Test 07 - Calculate Score Kullback–Leibler Divergence (KLD)

Purpose

Compute the Kullback–Leibler Divergence (KLD) between the reference score distribution and the new test run score distribution. This quantifies how different the two score histograms are and provides related summary metrics used for quick drift detection.

Required Inputs

From configs/env.sh and the test invocation environment:

WORK_DIR: Working directory where compare/score_dist.tsv and other compare artifacts are stored
The test depends on Test 06 (score distributions) and expects ${WORK_DIR}/compare/score_dist.tsv to exist

How to Run

From your TestKit folder, execute:

1	`./run.specific.sh 7`

Or include as part of the full suite:

1	`./run.sh`

Check ${WORK_DIR}/compare for the printed KLD summary and related outputs created by Test 06.

What This Test Does

Based on 07.calc_score_kld.py:

Reads ${WORK_DIR}/compare/score_dist.tsv which contains binned score percentages for Reference and Test_Run
Converts the two distributions into aligned probability vectors
Calls an internal helper calc_kld to compute:
- Number of bins
- KLD between reference and test distributions
- KLD to a uniform distribution (KLD_to_Uniform)
- entropy_p (a summary entropy-based metric)
Prints a short one-line summary recommending to review ${WORK_DIR} for details

Output Location

${WORK_DIR}/compare/score_dist.tsv — input to this test (binned distributions)
Script prints a summary line to stdout; check the test log ${WORK_DIR}/07.calc_score_kld.log (or the general test runner log) for the KLD output

How to Interpret Results

KLD is a non-symmetric measure of how one distribution diverges from another. Higher KLD indicates greater difference.
KLD_to_Uniform gives a sense of how concentrated the distribution is relative to uniform; very small values mean the distribution is close to uniform. The score distribution is not suppose to be uniform, but it gives you a sense of what is a "high" KLD value.
entropy_p is an entropy-derived metric used as an auxiliary indicator.

Practical guidance:

Small KLD (close to zero) indicates little distributional change in scores.
Large KLD (order of magnitude larger than typical baselines for your model) should trigger deeper inspection (compare score histograms and top contributing factors such as age or missing signals).

Example output snippet

Example printed line from the script:

1	`KLD (20)= 0.005790, KLD_to_Uniform=0.740022, entory_p=4.105875`

This indicates the computation used 20 bins and returned the three summary metrics.

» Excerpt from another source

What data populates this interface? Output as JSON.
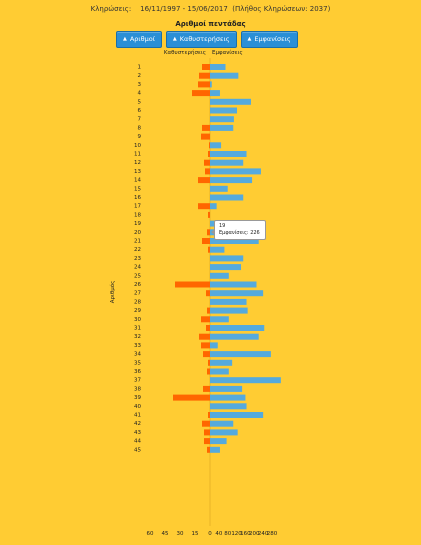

Notes and Implementation Details

The script uses a small epsilon (1e-4) to avoid log-of-zero issues when computing KLD.
It relies on the helper function calc_kld from the project's lib.PY_Helper module which handles bin alignment and normalization.
If score_dist.tsv is missing or malformed, the script will fail - ensure Test 06 produced valid binned distributions first.

Troubleshooting

If you get a file-not-found error for score_dist.tsv, re-run Test 06 and confirm the file exists and has Test, score, and Percentage columns.
If KLD values are extremely large, inspect the two histograms (score_dist.html from Test 06) to see which score bins differ and whether one distribution contains zero mass for bins present in the other. Consider re-binning or smoothing if needed.

Test Results Review

Primary items to inspect after running this test:

${WORK_DIR}/compare/score_dist.tsv
${WORK_DIR}/compare/score_dist.html
The test runner log containing the printed KLD summary (e.g., ${WORK_DIR}/07.calc_score_kld.log)